Stellt euch vor: Rund ein Drittel der Männer hat ein geschlossen antifeministisches Weltbild – und fast niemand redet darüber. Von der politischen Notwendigkeit, entsprechende Mittel dagegen zu finden, mal ganz abgesehen. Vor knapp zwei Monaten, im November 2022, wurden die neuesten Befunde der Leipziger Autoritarismus-Studie veröffentlicht. Seit 20 Jahren werden mit dieser Einstellungsstudie rechte Denkmuster und autoritäre Einstellungen erfasst. Mehr als 2.500 Menschen wurden dazu bundesweit befragt. Finanziert wird das Ganze von der den Grünen nahen Heinrich-Böll-Stiftung und der Otto Brenner Stiftung.

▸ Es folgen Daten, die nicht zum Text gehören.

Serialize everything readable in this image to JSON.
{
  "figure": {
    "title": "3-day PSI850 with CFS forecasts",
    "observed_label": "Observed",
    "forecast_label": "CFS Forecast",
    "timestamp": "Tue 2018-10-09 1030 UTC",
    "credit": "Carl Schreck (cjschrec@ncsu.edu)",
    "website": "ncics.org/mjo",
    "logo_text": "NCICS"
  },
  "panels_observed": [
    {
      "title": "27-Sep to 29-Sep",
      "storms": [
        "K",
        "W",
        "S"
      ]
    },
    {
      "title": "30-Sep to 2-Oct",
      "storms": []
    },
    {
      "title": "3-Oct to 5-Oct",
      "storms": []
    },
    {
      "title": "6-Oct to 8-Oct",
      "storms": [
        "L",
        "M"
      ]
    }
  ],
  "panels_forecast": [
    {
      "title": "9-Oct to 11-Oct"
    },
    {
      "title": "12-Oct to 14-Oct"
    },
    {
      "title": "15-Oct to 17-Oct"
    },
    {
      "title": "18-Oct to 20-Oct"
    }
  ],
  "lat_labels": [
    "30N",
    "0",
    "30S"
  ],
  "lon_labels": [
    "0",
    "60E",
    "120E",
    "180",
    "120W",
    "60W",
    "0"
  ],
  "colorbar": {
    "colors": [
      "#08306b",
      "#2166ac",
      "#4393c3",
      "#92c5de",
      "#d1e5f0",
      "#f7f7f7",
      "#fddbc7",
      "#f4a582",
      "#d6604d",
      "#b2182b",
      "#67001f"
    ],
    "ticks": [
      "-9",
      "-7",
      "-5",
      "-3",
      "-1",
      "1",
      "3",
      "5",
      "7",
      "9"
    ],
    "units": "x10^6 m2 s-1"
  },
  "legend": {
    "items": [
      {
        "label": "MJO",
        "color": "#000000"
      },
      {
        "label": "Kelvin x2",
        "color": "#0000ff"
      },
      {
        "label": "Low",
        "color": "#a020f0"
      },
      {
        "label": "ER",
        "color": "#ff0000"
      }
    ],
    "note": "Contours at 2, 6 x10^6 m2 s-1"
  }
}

Das Ergebnis? Die Lage ist alarmierend. Antifeministische und sexistische Einstellungen sind in Deutschland weit verbreitet, nicht nur unter Rechten, wie oft vermutet wird. Rund ein Viertel der Deutschen stimmt antifeministischen und sexistischen Aussagen zu. Vor zwei Jahren lag dieser Anteil noch bei knapp einem Fünftel. Traditioneller Sexismus habe unter Pandemiebedingungen sogar eine „teilweise Revitalisierung“ erfahren, so die Studienleiter. Bemerkenswert ist, dass auch knapp ein Fünftel der Frauen antifeministische Einstellungen hat.
Auch wenn in den vergangenen Jahren feministische Ziele weitaus mehr ins Blickfeld gerückt sind und teilweise sogar erreicht wurden – Themen wie reproduktive Selbstbestimmung oder Debatten um Konsequenzen von sexualisierter Gewalt durch Männer –, der Antifeminismus lehnt genau diese Entwicklungen ab. Denn die patriarchale, heteronormative Dominanz mit klaren Rollenvorstellungen soll beschützt werden.

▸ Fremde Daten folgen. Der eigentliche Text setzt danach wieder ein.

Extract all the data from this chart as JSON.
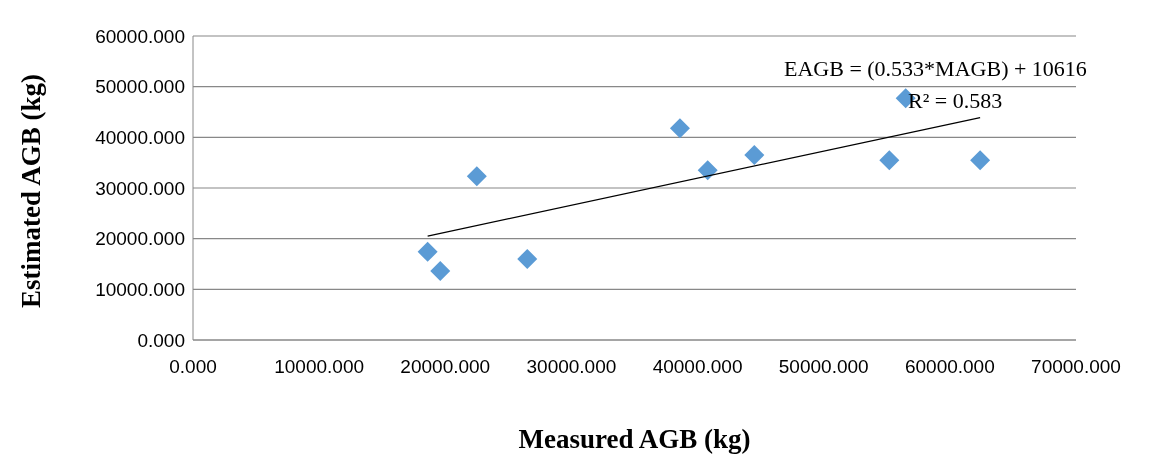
{
  "chart_data": {
    "type": "scatter",
    "xlabel": "Measured AGB (kg)",
    "ylabel": "Estimated AGB (kg)",
    "xlim": [
      0,
      70000
    ],
    "ylim": [
      0,
      60000
    ],
    "xticks": [
      {
        "value": 0,
        "label": "0.000"
      },
      {
        "value": 10000,
        "label": "10000.000"
      },
      {
        "value": 20000,
        "label": "20000.000"
      },
      {
        "value": 30000,
        "label": "30000.000"
      },
      {
        "value": 40000,
        "label": "40000.000"
      },
      {
        "value": 50000,
        "label": "50000.000"
      },
      {
        "value": 60000,
        "label": "60000.000"
      },
      {
        "value": 70000,
        "label": "70000.000"
      }
    ],
    "yticks": [
      {
        "value": 0,
        "label": "0.000"
      },
      {
        "value": 10000,
        "label": "10000.000"
      },
      {
        "value": 20000,
        "label": "20000.000"
      },
      {
        "value": 30000,
        "label": "30000.000"
      },
      {
        "value": 40000,
        "label": "40000.000"
      },
      {
        "value": 50000,
        "label": "50000.000"
      },
      {
        "value": 60000,
        "label": "60000.000"
      }
    ],
    "grid": "y",
    "marker": "diamond",
    "series": [
      {
        "color": "#5b9bd5",
        "x": [
          18600,
          19600,
          22500,
          26500,
          38600,
          40800,
          44500,
          55200,
          56500,
          62400
        ],
        "values": [
          17400,
          13600,
          32300,
          16000,
          41800,
          33500,
          36500,
          35500,
          47700,
          35500
        ]
      },
      {
        "type": "line",
        "color": "#000000",
        "marker": "none",
        "x": [
          18600,
          62400
        ],
        "values": [
          20500,
          43900
        ]
      }
    ],
    "annotations": [
      "EAGB = (0.533*MAGB) + 10616",
      "R² = 0.583"
    ]
  }
}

Der Druck, ständig männlich zu sein
Dabei dient, den Befunden der Studie zufolge, Antifeminismus als „Brückenideologie“ für andere rechte und diskriminierende Einstellungen. So wird unter anderem das Thema der reproduktiven Selbstbestimmung als Code benutzt, um unterschiedliche Milieus zu mobilisieren und eine Verbindung untereinander herzustellen. Im äußersten Fall wäre das ein Abdriften in autoritäre und rechte Einstellungen. Männlichkeit spielt in der Debatte eine gewaltige Rolle. Wo nach dem Ideal von hegemonialer Männlichkeit Härte und Gewaltbereitschaft unter Männern dominieren, finden sich antifeministische Haltungen besonders häufig wieder.
Das Muster ist bekannt: Es ist der ständige Druck, sich seiner eigenen Überlegenheit als dominierendes Geschlecht bewusst zu werden. Alles, was Abhängigkeit und Schwäche bedeutet, wird verdrängt und meist auf Frauen und queere Menschen projiziert. Dass das nicht ohne Gewalt geschieht, ist bekannt. Trotzdem passiert zu wenig. Besonders junge Männer radikalisieren sich über die sozialen Medien, in denen vielerorts problematische Männlichkeit vorgelebt und reproduziert wird. Männer mit Reichweite, wie der chauvinistische Influencer Andrew Tate, sind hierfür das beste Beispiel. Problematisch ist vor allem die fehlende politische Einsicht: Soziale Medien müssen als Ort antifeministischer Radikalisierung begriffen werden. Aber auch die Werbebranche oder die Filmindustrie reproduzieren die binäre Geschlechterlogik und festigen so Machtverhältnisse. Besonders jungen Männern wird somit suggeriert, dass es okay ist, nach Konkurrenz und Kontrolle zu streben. Und dabei alles abzuwerten, was als weiblich gilt.
Wenn Politik misogyner und rassistischer Gewalt entgegenwirken will, hat sie keine andere Wahl: Die Ergebnisse der Studie dürfen nicht im vergangenen Jahr verbleiben. Als Neujahrsversprechen für 2023 sollten sie den Anfang einer gesamtgesellschaftlichen Anstrengung markieren.